Sinn der Arzneimittelpreisverordnung (AMPreisV) sei ein einheitlicher Preis für verschreibungspflichtige Arzneimittel in allen Apotheken. Damit solle verhindert werden, dass hilfebedürftige Patienten Preise vergleichen müssten. Außerdem solle eine flächendeckende Arzneimittelversorgung gewährleistet werden, stellte sich die Landes-FDP hinter die Argumente der Apotheker. Apotheken sollten in einen Qualitätswettbewerb treten und ein möglicherweise ruinöser Preiswettbewerb für Apotheken verhindert werden, heißt es in der Begründung und weiter: „Die Arzneimittelpreisverordnung ist ein sinnvolles Instrument, um die Versorgung mit Arzneimitteln flächendeckend sicherzustellen. Die Gewährung von Rabatten im Bereich verschreibungspflichtiger Arzneimittel führt zu Rosinenpickerei und Fehlanreizen.“

Der Vortrag Höltzels beim Landesfachausschuss war offenbar so überzeugend, dass der Ortsverband Bad Mergentheim ihn daraufhin für den 10. August zu seinem „Liberalen Forum“ einlud. Der FDP-Ortsverband will die Gelegenheit nutzen, besonders mit den Apothekern der Region ins Gespräch zu kommen. „Interessierte Gäste, besonders auch die Betroffenen, nämlich die Apotheker aus Bad Mergentheim und Umgebung, sind herzlich willkommen“, heißt es in der Einladung.

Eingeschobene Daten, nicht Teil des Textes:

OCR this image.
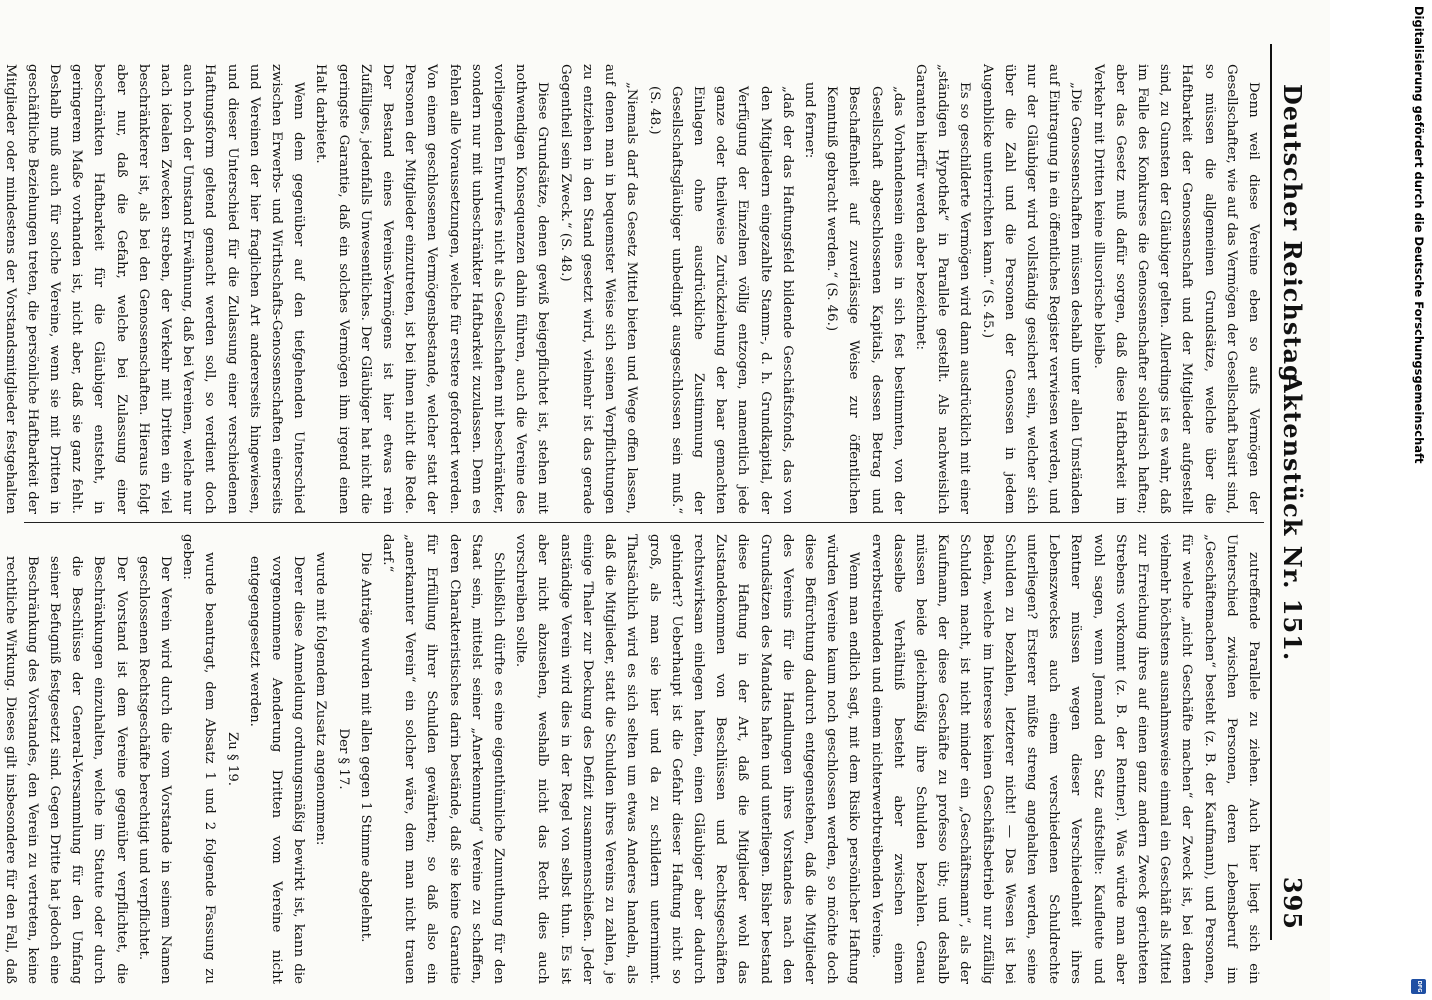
Deutscher Reichstag.
Aktenstück Nr. 151.
395

Denn weil diese Vereine eben so aufs Vermögen der Gesellschafter, wie auf das Vermögen der Gesellschaft basirt sind, so müssen die allgemeinen Grundsätze, welche über die Haftbarkeit der Genossenschaft und der Mitglieder aufgestellt sind, zu Gunsten der Gläubiger gelten. Allerdings ist es wahr, daß im Falle des Konkurses die Genossenschafter solidarisch haften; aber das Gesetz muß dafür sorgen, daß diese Haftbarkeit im Verkehr mit Dritten keine illusorische bleibe.

„Die Genossenschaften müssen deshalb unter allen Umständen auf Eintragung in ein öffentliches Register verwiesen werden, und nur der Gläubiger wird vollständig gesichert sein, welcher sich über die Zahl und die Personen der Genossen in jedem Augenblicke unterrichten kann.“ (S. 45.)

Es so geschilderte Vermögen wird dann ausdrücklich mit einer „ständigen Hypothek“ in Parallele gestellt. Als nachweislich Garanten hierfür werden aber bezeichnet:

„das Vorhandensein eines in sich fest bestimmten, von der Gesellschaft abgeschlossenen Kapitals, dessen Betrag und Beschaffenheit auf zuverlässige Weise zur öffentlichen Kenntniß gebracht werden.“ (S. 46.)

und ferner:

„daß der das Haftungsfeld bildende Geschäftsfonds, das von den Mitgliedern eingezahlte Stamm-, d. h. Grundkapital, der Verfügung der Einzelnen völlig entzogen, namentlich jede ganze oder theilweise Zurückziehung der baar gemachten Einlagen ohne ausdrückliche Zustimmung der Gesellschaftsgläubiger unbedingt ausgeschlossen sein muß.“ (S. 48.)

„Niemals darf das Gesetz Mittel bieten und Wege offen lassen, auf denen man in bequemster Weise sich seinen Verpflichtungen zu entziehen in den Stand gesetzt wird, vielmehr ist das gerade Gegentheil sein Zweck.“ (S. 48.)

Diese Grundsätze, denen gewiß beigepflichtet ist, stehen mit nothwendigen Konsequenzen dahin führen, auch die Vereine des vorliegenden Entwurfes nicht als Gesellschaften mit beschränkter, sondern nur mit unbeschränkter Haftbarkeit zuzulassen. Denn es fehlen alle Voraussetzungen, welche für erstere gefordert werden. Von einem geschlossenen Vermögensbestande, welcher statt der Personen der Mitglieder einzutreten, ist bei ihnen nicht die Rede. Der Bestand eines Vereins-Vermögens ist hier etwas rein Zufälliges, jedenfalls Unwesentliches. Der Gläubiger hat nicht die geringste Garantie, daß ein solches Vermögen ihm irgend einen Halt darbietet.

Wenn dem gegenüber auf den tiefgehenden Unterschied zwischen Erwerbs- und Wirthschafts-Genossenschaften einerseits und Vereinen der hier fraglichen Art andererseits hingewiesen, und dieser Unterschied für die Zulassung einer verschiedenen Haftungsform geltend gemacht werden soll, so verdient doch auch noch der Umstand Erwähnung, daß bei Vereinen, welche nur nach idealen Zwecken streben, der Verkehr mit Dritten ein viel beschränkterer ist, als bei den Genossenschaften. Hieraus folgt aber nur, daß die Gefahr, welche bei Zulassung einer beschränkten Haftbarkeit für die Gläubiger entsteht, in geringerem Maße vorhanden ist, nicht aber, daß sie ganz fehlt. Deshalb muß auch für solche Vereine, wenn sie mit Dritten in geschäftliche Beziehungen treten, die persönliche Haftbarkeit der Mitglieder oder mindestens der Vorstandsmitglieder festgehalten

zutreffende Parallele zu ziehen. Auch hier liegt sich ein Unterschied zwischen Personen, deren Lebensberuf im „Geschäftemachen“ besteht (z. B. der Kaufmann), und Personen, für welche „nicht Geschäfte machen“ der Zweck ist, bei denen vielmehr höchstens ausnahmsweise einmal ein Geschäft als Mittel zur Erreichung ihres auf einen ganz andern Zweck gerichteten Strebens vorkommt (z. B. der Rentner). Was würde man aber wohl sagen, wenn Jemand den Satz aufstellte: Kaufleute und Rentner müssen wegen dieser Verschiedenheit ihres Lebenszweckes auch einem verschiedenen Schuldrechte unterliegen? Ersterer müßte streng angehalten werden, seine Schulden zu bezahlen, letzterer nicht! — Das Wesen ist bei Beiden, welche im Interesse keinen Geschäftsbetrieb nur zufällig Schulden macht, ist nicht minder ein „Geschäftsmann“, als der Kaufmann, der diese Geschäfte zu professo übt; und deshalb müssen beide gleichmäßig ihre Schulden bezahlen. Genau dasselbe Verhältniß besteht aber zwischen einem erwerbstreibenden und einem nichterwerbtreibenden Vereine.

Wenn man endlich sagt, mit dem Risiko persönlicher Haftung würden Vereine kaum noch geschlossen werden, so möchte doch diese Befürchtung dadurch entgegenstehen, daß die Mitglieder des Vereins für die Handlungen ihres Vorstandes nach den Grundsätzen des Mandats haften und unterliegen. Bisher bestand diese Haftung in der Art, daß die Mitglieder wohl das Zustandekommen von Beschlüssen und Rechtsgeschäften rechtswirksam einlegen hatten, einen Gläubiger aber dadurch gehindert? Ueberhaupt ist die Gefahr dieser Haftung nicht so groß, als man sie hier und da zu schildern unternimmt. Thatsächlich wird es sich selten um etwas Anderes handeln, als daß die Mitglieder, statt die Schulden ihres Vereins zu zahlen, je einige Thaler zur Deckung des Defizit zusammenschießen. Jeder anständige Verein wird dies in der Regel von selbst thun. Es ist aber nicht abzusehen, weshalb nicht das Recht dies auch vorschreiben sollte.

Schließlich dürfte es eine eigenthümliche Zumuthung für den Staat sein, mittelst seiner „Anerkennung“ Vereine zu schaffen, deren Charakteristisches darin bestände, daß sie keine Garantie für Erfüllung ihrer Schulden gewährten; so daß also ein „anerkannter Verein“ ein solcher wäre, dem man nicht trauen darf.“

Die Anträge wurden mit allen gegen 1 Stimme abgelehnt.

Der § 17.

wurde mit folgendem Zusatz angenommen:

Derer diese Anmeldung ordnungsmäßig bewirkt ist, kann die vorgenommene Aenderung Dritten vom Vereine nicht entgegengesetzt werden.

Zu § 19.

wurde beantragt, dem Absatz 1 und 2 folgende Fassung zu geben:

Der Verein wird durch die vom Vorstande in seinem Namen geschlossenen Rechtsgeschäfte berechtigt und verpflichtet.
Der Vorstand ist dem Vereine gegenüber verpflichtet, die Beschränkungen einzuhalten, welche im Statute oder durch die Beschlüsse der General-Versammlung für den Umfang seiner Befugniß festgesetzt sind. Gegen Dritte hat jedoch eine Beschränkung des Vorstandes, den Verein zu vertreten, keine rechtliche Wirkung. Dieses gilt insbesondere für den Fall, daß

Digitalisierung gefördert durch die Deutsche Forschungsgemeinschaft
DFG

Bad Mergentheinm ist ein Kurort. In der Region gibt es knapp 20 Apotheken.

Ob es gelingt, die Apotheker zu besänftigen, bleibt abzuwarten. Denn seit dem Bundesparteitag ist das Verhältnis der Apotheker zur FDP nachhaltig gestört. Mit großer Mehrheit hatten die FDP-Delegierten nach ausführlicher und teilweise turbulenter Debatte den Antrag des Landesverbandes Baden-Württemberg abgelehnt, ein Rx-Versandverbot zu prüfen. Stattdessen stimmte der Parteitag von der FDP-Parteiführung um Christian Lindner entwickelten Vorschlag zur Arzneimittelversorgung zu.

Ohne Erfolg hatte Ende April dort FDP-Mitglied und Apothekerin Andrea Kanold aus Baden-Württemberg für ein Rx-Versandverbot geworben. Sie sei „in die Höhle des Löwen gekommen, um eine Lanze für die Vor-Ort-Apotheken zu brechen“. Ausländische Versandapotheken seien rein wirtschaftlich orientiert. Die Apotheken vor Ort böten aber mehr. Wenn sich die FDP die Stärkung der Mitte auf die Fahnen schreibe, dann gehörten dazu auch „kleine und kleinste Unternehmen wie Apotheken“, sagte Kanold in der Debatte. „Wir bezahlen unsere Steuern hier“, so die Apothekerin, „wir sind immer für Sie da“. Auch die Apotheken an der Ecke seien „modern und digital aufgestellt“.

Bei den Delegierten fand Kanold aber kein Gehör. Mit 73 Prozent der Stimmen lehnte der Parteitag den Antrag Baden-Württembergs ab. Kanold zeigte sich anschließend enttäuscht von ihrer FDP: „Das war ein rabenschwarzer Tag“, sagte sie im Interview mit APOTHEKE ADHOC. Statt sich vom Image der Klientelpartei reinzuwaschen, sei die FDP jetzt die „Klientelpartei für den Versandhandel“.

Auch der Vorsitzende des FDP-Landesverbandes, Michael Theurer, kritisierte den Beschluss: „Als Demokrat trage ich den Beschluss mit. Aber ich bin inhaltlich anderer Meinung und mache dies öffentlich auch deutlich“, so der im FDP-Präsidium für Mittelstandsfragen zuständige Politiker. Das Votum des FDP-Parteitages zur Abschaffung des Fremdbesitzverbotes trifft den Chef des Landesverbandes Baden-Württemberg auch ganz persönlich: Sein Vater, Dr. Günther Theurer, war selbst Apotheker, Chef des Landesapothekerverbands und lange Jahre dessen Ehrenvorsitzender: „Sie können sich vorstellen, dass das für mich eine ganz besonders schwierige Lage ist“, so Theurer zu APOTHEKE ADHOC.